The Neck of Vietnam

After my time in Phong Nha, I rejoined the Ho Chi Minh Highway West and continued north. The dramatic terrain also continued for a way, but eventually the land flattened out. In the next three days I passed up the throat of Vietnam, and into the brain stem.


I didn’t make so many photos in this time, and I would say that this ‘neck’ part of Vietnam is less spectacular than other parts. However, I met memorable people at each place that I stayed.

One the first day I set course for Phố Châu. I wanted to see what else was on the western roads because it had been so excellent so far. There was more traffic but it was still unbusy. Rain came in the late morning but I passed through quickly. I forgot my raincoat at the restaurant where I ate lunch, and didn’t realise until I was an hour beyond.


There was a helpful young man at the hotel where I stayed, and he helped me find a nice new raincoat. I would lose this one too the following week. This guy took me out to dinner to meet his friends and spoke about the importance of English. He had been learning only a few months and was still at a beginner level, though he was able to communicate well. There was so much that he wanted to say, that he talked even while we rode together on his bike, slowing down each time he thought of something to say.

The next day took me west then east through Thái Hòa. The western roads were very quiet and felt quite far from civilisation, though it’s not really the case. The country is so narrow here that I passed within of a few kilometres of Vietnam’s western border, and ended up on the eastern side of the country, despite my destination being nearly straight north of where I set out.

Hut on the hill 1000

I did have a bit of a crisis with my camera when the mirror suddenly stopped re-cocking. The latch wouldn’t catch the mirror and it would return to the top. This was quite troubling for me as the camera is expensive to repair, and apparently more delicate than I had hoped. Despite the care I had taken to preserve it, the camera had evidently taken enough damage to stop it working properly. It could still take photos, and I could still reset the mirror manually (though I had to remove the lens each time to do this). That evening I took my little pliers and bent the latch to a position where it would catch the mirror again. However this likely affected the focus – when the mirror isn’t in the correct position, the image on the focussing screen won’t have the same focus as the image that goes to the film. This worried me for the rest of the trip. In hindsight it wasn’t too bad, and after having the camera repaired I’m still terrible at manual focussing anyway.

That day I didn’t have a particular destination in mind, and just drove until the sun started to set. I ended up at a guesthouse a little north of Thái Hòa, where the family invited me to have dinner with them. We had fairly long conversations using Google’s voice translator, which worked remarkably well. I think it works a lot better with a northern Vietnamese accent, as I haven’t had the same success with it down south. I busted out my Instax camera, which is always a people-pleaser. Unfortunately it fell of the ladder which was our makeshift tripod. The family was so apologetic and even offered to pay for it, but it only got a little crack in it and still works well to this day.

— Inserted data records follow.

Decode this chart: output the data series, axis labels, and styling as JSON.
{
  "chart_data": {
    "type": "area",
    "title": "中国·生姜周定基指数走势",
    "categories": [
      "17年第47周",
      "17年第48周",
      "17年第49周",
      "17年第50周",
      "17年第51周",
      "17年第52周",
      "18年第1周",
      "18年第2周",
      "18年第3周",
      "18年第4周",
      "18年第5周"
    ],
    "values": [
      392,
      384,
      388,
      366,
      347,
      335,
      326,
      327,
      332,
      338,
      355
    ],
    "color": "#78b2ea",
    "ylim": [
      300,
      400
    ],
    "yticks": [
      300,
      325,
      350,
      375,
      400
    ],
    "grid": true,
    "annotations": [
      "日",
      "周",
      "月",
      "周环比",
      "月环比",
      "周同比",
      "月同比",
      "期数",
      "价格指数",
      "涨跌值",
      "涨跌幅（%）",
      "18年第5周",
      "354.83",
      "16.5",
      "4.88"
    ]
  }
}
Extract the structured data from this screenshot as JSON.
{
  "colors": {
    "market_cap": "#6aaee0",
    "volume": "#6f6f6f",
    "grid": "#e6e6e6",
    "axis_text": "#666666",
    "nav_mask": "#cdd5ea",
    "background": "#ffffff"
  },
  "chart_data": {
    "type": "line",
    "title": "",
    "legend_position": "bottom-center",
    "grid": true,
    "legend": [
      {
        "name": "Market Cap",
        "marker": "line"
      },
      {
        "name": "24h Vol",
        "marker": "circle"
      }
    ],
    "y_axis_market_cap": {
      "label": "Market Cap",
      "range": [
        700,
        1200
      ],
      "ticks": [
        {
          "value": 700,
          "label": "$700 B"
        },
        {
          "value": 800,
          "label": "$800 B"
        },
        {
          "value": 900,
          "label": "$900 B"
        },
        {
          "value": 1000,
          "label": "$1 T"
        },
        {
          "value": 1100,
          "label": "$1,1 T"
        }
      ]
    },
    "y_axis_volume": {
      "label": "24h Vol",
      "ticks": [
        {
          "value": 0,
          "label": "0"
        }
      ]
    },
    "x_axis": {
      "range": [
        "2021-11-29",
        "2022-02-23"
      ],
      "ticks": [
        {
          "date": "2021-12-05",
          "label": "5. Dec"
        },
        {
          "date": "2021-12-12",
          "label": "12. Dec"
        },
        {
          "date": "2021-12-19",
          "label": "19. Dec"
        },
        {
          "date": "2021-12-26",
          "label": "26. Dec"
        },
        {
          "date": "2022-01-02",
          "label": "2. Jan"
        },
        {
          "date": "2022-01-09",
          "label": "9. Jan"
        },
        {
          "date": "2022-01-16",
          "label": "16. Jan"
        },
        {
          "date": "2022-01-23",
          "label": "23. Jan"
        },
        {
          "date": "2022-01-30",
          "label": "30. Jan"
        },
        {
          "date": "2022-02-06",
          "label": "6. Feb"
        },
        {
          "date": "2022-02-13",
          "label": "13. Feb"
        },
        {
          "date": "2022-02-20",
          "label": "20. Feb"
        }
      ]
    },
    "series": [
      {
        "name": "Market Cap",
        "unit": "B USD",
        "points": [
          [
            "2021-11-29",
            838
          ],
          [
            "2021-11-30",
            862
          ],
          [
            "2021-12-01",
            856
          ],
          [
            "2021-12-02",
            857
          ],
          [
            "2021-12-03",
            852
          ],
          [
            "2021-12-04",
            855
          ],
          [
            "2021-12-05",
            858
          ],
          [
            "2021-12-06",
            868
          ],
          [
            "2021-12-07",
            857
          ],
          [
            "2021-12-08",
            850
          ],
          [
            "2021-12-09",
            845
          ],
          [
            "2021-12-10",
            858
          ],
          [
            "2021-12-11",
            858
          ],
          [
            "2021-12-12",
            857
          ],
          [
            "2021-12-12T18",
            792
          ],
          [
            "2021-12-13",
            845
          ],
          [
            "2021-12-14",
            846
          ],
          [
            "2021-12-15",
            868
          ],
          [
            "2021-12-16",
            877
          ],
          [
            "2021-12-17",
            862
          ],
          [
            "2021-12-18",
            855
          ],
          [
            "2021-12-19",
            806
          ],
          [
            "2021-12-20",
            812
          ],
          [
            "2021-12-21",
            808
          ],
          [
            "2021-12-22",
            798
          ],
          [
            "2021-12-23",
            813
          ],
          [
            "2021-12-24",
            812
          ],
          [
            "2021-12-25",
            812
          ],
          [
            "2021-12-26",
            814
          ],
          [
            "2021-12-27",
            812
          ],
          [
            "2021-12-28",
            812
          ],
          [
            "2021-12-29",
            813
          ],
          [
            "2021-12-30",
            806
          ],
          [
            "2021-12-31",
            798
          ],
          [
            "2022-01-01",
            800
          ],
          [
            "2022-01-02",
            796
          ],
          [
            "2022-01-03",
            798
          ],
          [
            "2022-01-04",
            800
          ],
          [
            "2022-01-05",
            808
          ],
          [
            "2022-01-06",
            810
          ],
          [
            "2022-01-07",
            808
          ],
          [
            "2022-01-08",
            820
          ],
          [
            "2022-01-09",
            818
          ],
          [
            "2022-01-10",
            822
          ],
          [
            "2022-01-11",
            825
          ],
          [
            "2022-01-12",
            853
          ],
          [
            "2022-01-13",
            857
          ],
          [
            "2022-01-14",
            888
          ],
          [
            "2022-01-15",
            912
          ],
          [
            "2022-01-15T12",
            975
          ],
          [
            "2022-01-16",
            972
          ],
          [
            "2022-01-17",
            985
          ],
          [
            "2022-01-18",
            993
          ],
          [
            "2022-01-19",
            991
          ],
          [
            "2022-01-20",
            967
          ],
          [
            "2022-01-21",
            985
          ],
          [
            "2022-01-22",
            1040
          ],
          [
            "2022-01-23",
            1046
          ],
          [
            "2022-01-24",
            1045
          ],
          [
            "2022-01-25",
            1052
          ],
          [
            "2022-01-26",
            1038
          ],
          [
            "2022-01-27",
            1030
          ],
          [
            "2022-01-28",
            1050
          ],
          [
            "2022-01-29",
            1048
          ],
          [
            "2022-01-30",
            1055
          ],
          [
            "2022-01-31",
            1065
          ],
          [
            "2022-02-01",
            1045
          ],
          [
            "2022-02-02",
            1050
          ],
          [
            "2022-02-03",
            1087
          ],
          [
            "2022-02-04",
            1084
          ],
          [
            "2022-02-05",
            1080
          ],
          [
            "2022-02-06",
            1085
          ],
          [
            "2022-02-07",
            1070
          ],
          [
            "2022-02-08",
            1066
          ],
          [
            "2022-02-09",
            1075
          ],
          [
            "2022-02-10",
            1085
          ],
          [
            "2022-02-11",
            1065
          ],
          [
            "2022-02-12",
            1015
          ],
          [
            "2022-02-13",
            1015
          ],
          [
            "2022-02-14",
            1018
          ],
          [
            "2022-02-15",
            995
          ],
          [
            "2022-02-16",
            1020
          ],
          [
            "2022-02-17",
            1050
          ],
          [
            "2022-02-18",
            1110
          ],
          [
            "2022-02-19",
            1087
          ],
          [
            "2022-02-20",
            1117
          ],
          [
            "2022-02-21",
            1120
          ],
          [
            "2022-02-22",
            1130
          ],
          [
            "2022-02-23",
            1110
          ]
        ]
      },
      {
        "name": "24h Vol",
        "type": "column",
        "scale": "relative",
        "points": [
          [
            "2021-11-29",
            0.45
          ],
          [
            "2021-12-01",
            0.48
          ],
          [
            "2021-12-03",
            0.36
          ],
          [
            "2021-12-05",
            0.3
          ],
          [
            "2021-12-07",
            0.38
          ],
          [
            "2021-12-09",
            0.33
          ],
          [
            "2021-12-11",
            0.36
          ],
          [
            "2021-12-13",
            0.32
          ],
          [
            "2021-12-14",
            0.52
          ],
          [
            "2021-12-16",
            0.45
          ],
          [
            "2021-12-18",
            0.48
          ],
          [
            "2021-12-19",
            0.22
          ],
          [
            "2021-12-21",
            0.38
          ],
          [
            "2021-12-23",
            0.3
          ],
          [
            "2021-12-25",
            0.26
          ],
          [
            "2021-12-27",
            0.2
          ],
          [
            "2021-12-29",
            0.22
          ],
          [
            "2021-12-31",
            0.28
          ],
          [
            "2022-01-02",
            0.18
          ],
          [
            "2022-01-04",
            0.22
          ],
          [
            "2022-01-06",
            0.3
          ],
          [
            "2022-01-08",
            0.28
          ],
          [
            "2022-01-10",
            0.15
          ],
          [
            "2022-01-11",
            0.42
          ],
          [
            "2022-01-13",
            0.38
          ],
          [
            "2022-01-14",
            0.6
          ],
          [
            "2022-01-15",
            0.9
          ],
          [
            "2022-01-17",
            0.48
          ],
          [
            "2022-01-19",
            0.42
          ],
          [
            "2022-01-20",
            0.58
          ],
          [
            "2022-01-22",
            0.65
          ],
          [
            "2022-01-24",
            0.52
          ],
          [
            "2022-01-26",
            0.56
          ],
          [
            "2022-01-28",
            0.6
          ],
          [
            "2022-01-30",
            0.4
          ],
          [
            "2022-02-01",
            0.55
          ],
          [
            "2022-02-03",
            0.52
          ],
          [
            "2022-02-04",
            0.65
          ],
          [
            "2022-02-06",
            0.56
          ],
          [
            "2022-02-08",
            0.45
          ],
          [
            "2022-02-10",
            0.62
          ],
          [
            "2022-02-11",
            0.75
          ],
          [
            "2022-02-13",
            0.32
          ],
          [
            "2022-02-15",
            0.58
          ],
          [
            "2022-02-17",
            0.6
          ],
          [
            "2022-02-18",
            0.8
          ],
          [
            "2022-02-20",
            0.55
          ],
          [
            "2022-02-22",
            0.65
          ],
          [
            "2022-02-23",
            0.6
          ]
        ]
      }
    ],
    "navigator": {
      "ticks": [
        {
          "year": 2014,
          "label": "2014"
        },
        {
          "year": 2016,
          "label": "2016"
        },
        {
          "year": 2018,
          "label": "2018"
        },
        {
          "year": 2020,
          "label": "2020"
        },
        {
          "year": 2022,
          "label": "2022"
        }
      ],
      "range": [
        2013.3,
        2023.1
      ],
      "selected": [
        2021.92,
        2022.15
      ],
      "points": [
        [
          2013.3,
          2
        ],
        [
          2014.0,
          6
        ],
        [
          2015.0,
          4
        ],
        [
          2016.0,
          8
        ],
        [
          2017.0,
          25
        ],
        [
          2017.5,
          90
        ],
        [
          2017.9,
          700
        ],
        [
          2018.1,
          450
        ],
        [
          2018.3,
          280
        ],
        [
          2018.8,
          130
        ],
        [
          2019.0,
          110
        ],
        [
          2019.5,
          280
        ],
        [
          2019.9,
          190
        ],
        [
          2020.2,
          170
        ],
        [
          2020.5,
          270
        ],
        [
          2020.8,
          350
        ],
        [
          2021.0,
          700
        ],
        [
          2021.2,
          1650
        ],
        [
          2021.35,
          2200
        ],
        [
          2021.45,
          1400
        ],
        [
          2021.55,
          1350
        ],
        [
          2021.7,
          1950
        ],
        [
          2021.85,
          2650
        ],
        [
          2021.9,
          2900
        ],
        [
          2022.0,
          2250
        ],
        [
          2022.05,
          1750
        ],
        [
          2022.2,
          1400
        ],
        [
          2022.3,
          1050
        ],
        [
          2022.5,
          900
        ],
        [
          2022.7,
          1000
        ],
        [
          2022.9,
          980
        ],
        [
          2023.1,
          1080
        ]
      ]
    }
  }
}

I really enjoyed my stay here and it remains one of my favourite examples of the benefits of ‘going local.’


It was a very wet morning when I got up. The area around Thanh Hoa has a lot of rivers and the rain was absolutely bucketing. I travelled many bridges and raised roads that provided paths though the swollen streams. One vivid memory I have is giving a lift to middle-aged lady. She happily jumped on between me and my pack (strapped to the rear half of the saddle), forcing me to kind of squat in front of the saddle, over the metal rack. It was a very uncomfortable position, especially when we hit a bump – the force of it would travel through the part of me closest to the rack. After a couple kilometres of this I couldn’t keep myself from vocalising the pain. Mercifully, the ordeal came to an end before we had some kind of accident and the lady thanked me happily. I’m fairly sure there was no lasting damage, so all’s well I guess.

Smoking a big ol’ bamboo pipe, watching the rain. These pipes are a common sight in the north.

That day I aimed for Tam Cốc – but before that, I took a detour to a place recommended in Vietnam Coracle (that Bible for all journeymakers in Vietnam) – the old Hồ citadel. This was the seat of power for the Hồ dynasty for a short time around the year 1400 and later used as a fort. Now it’s a rice farm, though most of the outer walls remain, in a rough square shape with a gate in each wall. It was very quiet place with only a handful of visitors.

Thanh Nha Ho DT v5 1000.jpg
View of the southeast gate from the north-east

After some pleasant wandering around this place, it was a couple hours’ ride to Tam Cốc. The rain had stopped but I was very happy to arrive and have a hot shower, a hot dinner and some hot tea.